O relator da Organização das Nações Unidas (ONU) sobre o direito à moradia, Balakrishnan Rajagopal, condenou nesta quinta-feira o governo brasileiro por cruzar os braços diante dos despejos, mesmo em meio ao crescimento da pandemia. A acusação ao comportamento de Jair Bolsonaro foi feita durante o Conselho de Direitos Humanos da ONU, atendendo à solicitação dos movimentos de moradia do Estado de São Paulo.
Apontando a realização de ações de despejo desde março, envolvendo a expulsão de mais de 2.000 famílias paulistas de suas casas, o especialista alertou que “milhares de outras estão em risco nas cidades e no interior” do país.
“O Brasil tem o dever de proteger urgentemente todos, especialmente as comunidades em risco, da ameaça da covid-19, que afetou mais de um milhão e meio de pessoas no país e matou mais de 65.000”, ressaltou o relator especial da ONU. Segundo Rajagopal, “desalojar forçosamente pessoas de suas casas nesta situação, independentemente do status legal de seu arrendamento, é uma violação de seus direitos humanos”.
Mesmo que alguns tribunais tenham suspendido as ordens de despejo até que a violenta crise sanitária termine, outros continuam emitindo ordens, em flagrante violação a este direito elementar. “As autoridades locais também parecem priorizar a reintegração de posse de propriedades pertencentes a grandes empresas e proprietários de terra em detrimento da saúde e segurança das pessoas vulneráveis”, alertou.
Além disso, ponderou Rajagopal, tais medidas entram em conflito com as ações para evitar a propagação da doença. “O Ministério da Saúde brasileiro pediu às pessoas que ficassem em casa se tivessem sintomas, que lavassem bem as mãos e que mantivessem distância física a fim de evitar o contágio.
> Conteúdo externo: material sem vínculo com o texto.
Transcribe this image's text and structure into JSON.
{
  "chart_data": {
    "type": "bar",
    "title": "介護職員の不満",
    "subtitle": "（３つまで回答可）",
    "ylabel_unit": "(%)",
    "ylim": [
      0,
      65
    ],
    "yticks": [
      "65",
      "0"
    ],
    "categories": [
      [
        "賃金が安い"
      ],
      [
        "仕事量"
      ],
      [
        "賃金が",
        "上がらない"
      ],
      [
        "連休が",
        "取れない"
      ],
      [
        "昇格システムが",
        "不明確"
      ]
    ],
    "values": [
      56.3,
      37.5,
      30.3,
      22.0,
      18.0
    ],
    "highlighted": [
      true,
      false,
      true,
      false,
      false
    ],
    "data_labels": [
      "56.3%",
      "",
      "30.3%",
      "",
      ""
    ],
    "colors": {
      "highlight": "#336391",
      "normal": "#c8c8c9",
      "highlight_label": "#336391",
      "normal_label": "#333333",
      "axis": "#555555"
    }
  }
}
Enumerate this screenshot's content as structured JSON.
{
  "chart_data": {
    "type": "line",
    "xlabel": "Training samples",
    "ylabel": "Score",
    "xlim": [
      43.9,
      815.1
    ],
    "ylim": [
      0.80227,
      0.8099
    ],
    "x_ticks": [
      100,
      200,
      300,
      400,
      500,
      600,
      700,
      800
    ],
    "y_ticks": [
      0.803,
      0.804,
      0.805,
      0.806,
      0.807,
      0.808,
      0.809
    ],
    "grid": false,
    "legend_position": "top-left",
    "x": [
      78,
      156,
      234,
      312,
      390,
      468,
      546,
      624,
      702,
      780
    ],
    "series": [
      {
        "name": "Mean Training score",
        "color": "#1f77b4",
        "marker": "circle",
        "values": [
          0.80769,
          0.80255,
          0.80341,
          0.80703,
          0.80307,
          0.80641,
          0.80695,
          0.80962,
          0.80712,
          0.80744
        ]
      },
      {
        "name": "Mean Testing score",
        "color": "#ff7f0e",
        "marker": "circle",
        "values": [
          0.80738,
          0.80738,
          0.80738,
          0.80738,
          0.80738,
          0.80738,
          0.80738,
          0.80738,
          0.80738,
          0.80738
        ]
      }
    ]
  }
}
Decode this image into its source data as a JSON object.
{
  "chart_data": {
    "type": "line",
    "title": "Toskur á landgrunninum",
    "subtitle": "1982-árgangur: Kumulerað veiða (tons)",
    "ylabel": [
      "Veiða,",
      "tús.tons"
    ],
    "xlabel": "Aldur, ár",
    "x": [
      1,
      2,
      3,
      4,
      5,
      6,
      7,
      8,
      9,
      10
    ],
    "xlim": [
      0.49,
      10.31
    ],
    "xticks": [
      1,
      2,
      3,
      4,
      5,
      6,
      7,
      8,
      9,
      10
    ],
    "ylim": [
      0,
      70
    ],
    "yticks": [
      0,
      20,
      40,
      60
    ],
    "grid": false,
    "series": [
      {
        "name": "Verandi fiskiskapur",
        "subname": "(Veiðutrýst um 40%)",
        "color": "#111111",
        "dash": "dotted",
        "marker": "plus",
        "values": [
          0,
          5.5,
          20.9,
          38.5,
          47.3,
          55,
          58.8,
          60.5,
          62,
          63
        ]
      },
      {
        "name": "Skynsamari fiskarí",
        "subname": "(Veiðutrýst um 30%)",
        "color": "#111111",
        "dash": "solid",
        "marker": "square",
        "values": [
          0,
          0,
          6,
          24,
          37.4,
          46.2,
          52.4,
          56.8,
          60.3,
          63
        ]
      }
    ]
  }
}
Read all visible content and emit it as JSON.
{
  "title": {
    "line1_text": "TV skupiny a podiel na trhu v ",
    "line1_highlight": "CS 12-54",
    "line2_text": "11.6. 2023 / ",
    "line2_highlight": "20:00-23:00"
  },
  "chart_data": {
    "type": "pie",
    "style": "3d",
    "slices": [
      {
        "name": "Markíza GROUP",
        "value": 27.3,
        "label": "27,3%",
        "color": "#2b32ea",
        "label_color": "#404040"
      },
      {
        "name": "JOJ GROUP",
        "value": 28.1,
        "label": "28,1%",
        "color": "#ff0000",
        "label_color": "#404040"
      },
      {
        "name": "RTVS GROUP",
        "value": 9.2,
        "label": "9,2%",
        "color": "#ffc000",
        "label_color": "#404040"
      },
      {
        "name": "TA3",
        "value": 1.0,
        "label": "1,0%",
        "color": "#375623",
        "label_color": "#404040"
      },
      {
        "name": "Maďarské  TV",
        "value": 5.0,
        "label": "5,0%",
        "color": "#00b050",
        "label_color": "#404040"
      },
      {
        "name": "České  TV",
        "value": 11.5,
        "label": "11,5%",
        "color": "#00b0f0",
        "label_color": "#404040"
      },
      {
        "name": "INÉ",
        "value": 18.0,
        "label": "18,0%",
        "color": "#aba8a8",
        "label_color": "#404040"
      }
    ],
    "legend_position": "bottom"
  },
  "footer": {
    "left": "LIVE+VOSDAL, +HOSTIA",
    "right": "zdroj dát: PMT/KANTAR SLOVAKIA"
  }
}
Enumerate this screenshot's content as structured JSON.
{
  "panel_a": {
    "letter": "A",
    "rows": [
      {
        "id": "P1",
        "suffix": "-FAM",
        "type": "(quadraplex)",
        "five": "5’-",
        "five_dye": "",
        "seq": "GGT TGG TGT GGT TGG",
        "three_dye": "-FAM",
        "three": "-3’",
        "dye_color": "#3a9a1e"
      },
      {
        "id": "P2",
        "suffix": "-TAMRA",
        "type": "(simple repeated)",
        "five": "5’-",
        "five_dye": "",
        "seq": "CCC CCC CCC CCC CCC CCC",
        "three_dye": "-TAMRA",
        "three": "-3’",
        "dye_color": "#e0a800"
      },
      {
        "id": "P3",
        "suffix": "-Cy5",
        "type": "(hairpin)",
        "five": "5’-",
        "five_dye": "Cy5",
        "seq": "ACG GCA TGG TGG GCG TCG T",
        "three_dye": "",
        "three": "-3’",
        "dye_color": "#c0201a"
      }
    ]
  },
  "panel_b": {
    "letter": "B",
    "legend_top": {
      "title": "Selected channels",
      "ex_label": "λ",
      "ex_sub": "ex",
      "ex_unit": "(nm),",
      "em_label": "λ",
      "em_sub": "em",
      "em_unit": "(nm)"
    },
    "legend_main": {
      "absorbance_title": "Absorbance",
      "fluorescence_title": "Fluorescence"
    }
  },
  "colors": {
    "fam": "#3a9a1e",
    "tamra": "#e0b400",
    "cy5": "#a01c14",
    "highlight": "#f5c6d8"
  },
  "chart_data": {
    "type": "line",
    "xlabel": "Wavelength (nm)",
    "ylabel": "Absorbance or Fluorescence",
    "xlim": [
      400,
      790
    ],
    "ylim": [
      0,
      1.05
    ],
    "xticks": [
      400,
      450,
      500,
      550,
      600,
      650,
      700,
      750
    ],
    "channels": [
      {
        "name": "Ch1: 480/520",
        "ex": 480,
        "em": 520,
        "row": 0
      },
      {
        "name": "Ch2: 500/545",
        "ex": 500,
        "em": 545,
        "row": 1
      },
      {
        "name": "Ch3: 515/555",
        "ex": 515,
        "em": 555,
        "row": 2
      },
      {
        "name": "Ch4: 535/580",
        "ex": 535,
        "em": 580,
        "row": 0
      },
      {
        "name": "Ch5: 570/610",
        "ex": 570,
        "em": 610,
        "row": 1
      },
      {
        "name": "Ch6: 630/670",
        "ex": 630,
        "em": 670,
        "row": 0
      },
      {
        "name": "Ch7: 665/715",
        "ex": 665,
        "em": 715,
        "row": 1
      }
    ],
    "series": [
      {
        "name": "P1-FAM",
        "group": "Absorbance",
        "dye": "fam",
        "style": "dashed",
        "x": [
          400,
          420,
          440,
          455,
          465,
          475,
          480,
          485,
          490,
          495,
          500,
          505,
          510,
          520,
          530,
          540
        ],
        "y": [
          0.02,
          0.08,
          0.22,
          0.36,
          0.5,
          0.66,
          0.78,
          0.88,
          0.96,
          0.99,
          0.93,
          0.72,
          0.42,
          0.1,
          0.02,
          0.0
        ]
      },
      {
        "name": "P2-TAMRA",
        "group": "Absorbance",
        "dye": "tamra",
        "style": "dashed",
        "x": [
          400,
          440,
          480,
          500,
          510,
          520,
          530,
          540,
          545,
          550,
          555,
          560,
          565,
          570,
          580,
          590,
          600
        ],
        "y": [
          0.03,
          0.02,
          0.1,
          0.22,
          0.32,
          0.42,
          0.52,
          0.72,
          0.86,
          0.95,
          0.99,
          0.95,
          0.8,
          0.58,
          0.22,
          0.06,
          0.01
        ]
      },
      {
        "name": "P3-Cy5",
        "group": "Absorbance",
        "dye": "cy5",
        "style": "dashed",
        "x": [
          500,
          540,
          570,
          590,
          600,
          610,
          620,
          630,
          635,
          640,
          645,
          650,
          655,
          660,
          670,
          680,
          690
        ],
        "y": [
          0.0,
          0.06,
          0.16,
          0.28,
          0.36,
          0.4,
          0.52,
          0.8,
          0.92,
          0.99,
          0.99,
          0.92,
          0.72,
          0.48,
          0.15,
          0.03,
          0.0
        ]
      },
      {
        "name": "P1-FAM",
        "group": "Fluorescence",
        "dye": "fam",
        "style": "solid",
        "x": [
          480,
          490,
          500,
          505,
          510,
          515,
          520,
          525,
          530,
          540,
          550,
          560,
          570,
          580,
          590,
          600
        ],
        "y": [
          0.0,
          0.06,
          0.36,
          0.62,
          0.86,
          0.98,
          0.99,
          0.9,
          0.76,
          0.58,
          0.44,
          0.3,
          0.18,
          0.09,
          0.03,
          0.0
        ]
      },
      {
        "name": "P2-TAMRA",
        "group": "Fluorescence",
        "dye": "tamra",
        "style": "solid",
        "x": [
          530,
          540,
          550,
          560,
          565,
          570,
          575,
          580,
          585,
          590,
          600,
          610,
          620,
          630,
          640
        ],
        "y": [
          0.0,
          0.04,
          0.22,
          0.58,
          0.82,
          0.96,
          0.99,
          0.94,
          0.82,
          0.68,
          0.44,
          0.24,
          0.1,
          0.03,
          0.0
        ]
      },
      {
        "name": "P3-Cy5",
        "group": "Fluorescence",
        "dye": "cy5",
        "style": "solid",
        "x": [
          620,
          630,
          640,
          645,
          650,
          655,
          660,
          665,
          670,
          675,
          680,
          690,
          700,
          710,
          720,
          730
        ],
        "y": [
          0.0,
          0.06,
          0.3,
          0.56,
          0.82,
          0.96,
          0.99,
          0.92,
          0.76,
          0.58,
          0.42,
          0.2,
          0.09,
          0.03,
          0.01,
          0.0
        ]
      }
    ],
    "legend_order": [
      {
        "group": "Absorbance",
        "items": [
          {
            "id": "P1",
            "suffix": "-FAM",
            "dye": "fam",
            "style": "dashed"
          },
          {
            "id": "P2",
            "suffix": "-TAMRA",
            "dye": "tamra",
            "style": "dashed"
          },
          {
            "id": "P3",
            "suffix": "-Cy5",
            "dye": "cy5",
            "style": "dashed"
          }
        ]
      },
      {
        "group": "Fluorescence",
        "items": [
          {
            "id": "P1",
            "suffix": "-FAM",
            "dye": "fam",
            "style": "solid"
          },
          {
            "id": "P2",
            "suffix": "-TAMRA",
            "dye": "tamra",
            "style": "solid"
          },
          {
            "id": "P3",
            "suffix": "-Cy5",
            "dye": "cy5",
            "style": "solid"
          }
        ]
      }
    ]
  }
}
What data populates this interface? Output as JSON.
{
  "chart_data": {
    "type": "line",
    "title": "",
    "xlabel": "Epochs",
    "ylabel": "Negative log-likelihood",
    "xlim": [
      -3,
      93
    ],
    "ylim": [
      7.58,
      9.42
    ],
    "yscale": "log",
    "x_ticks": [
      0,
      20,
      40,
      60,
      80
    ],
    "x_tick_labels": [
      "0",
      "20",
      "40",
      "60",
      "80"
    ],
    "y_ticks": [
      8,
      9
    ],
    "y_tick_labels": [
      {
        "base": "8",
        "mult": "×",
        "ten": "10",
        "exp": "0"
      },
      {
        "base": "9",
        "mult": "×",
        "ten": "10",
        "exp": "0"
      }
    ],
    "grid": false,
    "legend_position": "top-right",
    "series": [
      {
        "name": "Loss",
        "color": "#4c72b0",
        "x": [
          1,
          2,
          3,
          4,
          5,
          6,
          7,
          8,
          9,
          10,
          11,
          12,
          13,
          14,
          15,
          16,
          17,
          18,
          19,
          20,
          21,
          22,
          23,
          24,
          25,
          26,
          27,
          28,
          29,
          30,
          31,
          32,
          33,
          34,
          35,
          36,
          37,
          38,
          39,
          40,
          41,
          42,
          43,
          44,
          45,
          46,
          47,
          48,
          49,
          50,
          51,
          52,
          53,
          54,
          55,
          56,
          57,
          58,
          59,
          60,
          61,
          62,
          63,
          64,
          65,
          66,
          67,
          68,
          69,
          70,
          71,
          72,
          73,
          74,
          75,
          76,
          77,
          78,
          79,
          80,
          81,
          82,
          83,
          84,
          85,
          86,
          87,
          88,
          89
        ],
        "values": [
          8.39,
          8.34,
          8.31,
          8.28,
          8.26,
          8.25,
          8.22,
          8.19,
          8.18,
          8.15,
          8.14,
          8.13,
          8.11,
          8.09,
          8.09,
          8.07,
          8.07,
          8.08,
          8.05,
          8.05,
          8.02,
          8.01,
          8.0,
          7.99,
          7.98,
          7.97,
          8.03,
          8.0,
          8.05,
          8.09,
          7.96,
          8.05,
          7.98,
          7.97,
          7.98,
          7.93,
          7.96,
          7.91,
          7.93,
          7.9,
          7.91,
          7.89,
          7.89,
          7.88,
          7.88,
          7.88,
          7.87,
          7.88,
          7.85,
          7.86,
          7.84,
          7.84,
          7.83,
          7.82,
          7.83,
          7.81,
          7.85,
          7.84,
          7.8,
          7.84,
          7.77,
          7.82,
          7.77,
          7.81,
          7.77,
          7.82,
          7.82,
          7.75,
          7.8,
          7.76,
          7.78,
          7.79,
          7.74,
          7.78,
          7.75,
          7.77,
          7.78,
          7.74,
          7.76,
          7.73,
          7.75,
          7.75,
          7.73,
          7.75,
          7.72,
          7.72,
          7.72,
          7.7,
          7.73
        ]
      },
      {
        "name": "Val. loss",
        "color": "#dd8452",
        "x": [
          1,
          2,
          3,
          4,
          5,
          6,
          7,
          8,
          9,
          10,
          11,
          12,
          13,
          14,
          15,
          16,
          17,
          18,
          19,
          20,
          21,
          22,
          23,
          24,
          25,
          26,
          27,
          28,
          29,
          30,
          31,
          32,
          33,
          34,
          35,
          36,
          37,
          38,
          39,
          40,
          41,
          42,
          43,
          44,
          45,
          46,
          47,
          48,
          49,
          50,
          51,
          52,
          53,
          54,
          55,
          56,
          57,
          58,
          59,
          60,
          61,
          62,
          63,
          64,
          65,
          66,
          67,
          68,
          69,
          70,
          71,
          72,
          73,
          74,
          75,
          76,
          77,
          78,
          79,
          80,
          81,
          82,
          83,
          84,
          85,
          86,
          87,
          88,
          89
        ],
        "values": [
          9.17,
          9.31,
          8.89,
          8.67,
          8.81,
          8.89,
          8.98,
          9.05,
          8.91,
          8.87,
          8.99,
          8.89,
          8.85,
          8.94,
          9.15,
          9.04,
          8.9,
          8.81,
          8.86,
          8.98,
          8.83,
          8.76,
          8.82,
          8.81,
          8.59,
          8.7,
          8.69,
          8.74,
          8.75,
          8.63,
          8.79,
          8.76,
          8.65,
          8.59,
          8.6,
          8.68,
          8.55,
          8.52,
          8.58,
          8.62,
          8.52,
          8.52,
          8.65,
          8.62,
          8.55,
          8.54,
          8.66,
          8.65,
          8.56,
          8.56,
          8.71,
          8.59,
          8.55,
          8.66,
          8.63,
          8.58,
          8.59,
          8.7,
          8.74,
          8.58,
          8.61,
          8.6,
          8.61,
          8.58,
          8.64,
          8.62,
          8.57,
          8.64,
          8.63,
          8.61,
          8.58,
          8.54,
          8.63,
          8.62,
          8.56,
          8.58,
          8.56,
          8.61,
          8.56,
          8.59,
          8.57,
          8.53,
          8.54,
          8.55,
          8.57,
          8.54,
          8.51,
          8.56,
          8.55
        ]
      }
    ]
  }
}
Ao mesmo tempo, centenas de famílias foram despejadas no estado de São Paulo sem nenhuma acomodação alternativa, o que as impossibilita de cumprir as recomendações oficiais e as torna em alto risco de contágio”, acrescentou.
Para o especialista da ONU, é preocupante o veto de Bolsonaro a um esforço do Congresso Nacional para limitar a gravidade do impacto dos despejos. Os parlamentares ainda não votaram um projeto de lei mais amplo para suspender todos os despejos judiciais ou administrativos durante a pandemia. “Eu encorajo os poderes legislativo e executivo no Brasil a priorizar urgentemente a proteção dos direitos humanos das comunidades em situações vulneráveis”, conclamou.
Na avaliação do relator, “a atual crise sanitária exige medidas de emergência, incluindo uma moratória imediata sobre todos os despejos”. “A solução da crise habitacional do Brasil, com uma falta estimada em mais de 7 milhões de unidades habitacionais, implicará em outras medidas mais transformadoras, que o país também precisa considerar sem mais demora”, concluiu.
Conforme os movimentos de moradia, o que se tem visto, na prática, “é a continuidade e efetivação de remoções forçadas de populações, fazendo com que mulheres, em muitos casos, gestantes, homens, crianças, idosos, pessoas portadoras de deficiência e outras comorbidades fiquem expostos à violência da remoção e da falta de moradia, acrescida da exposição ao novo coronavírus”.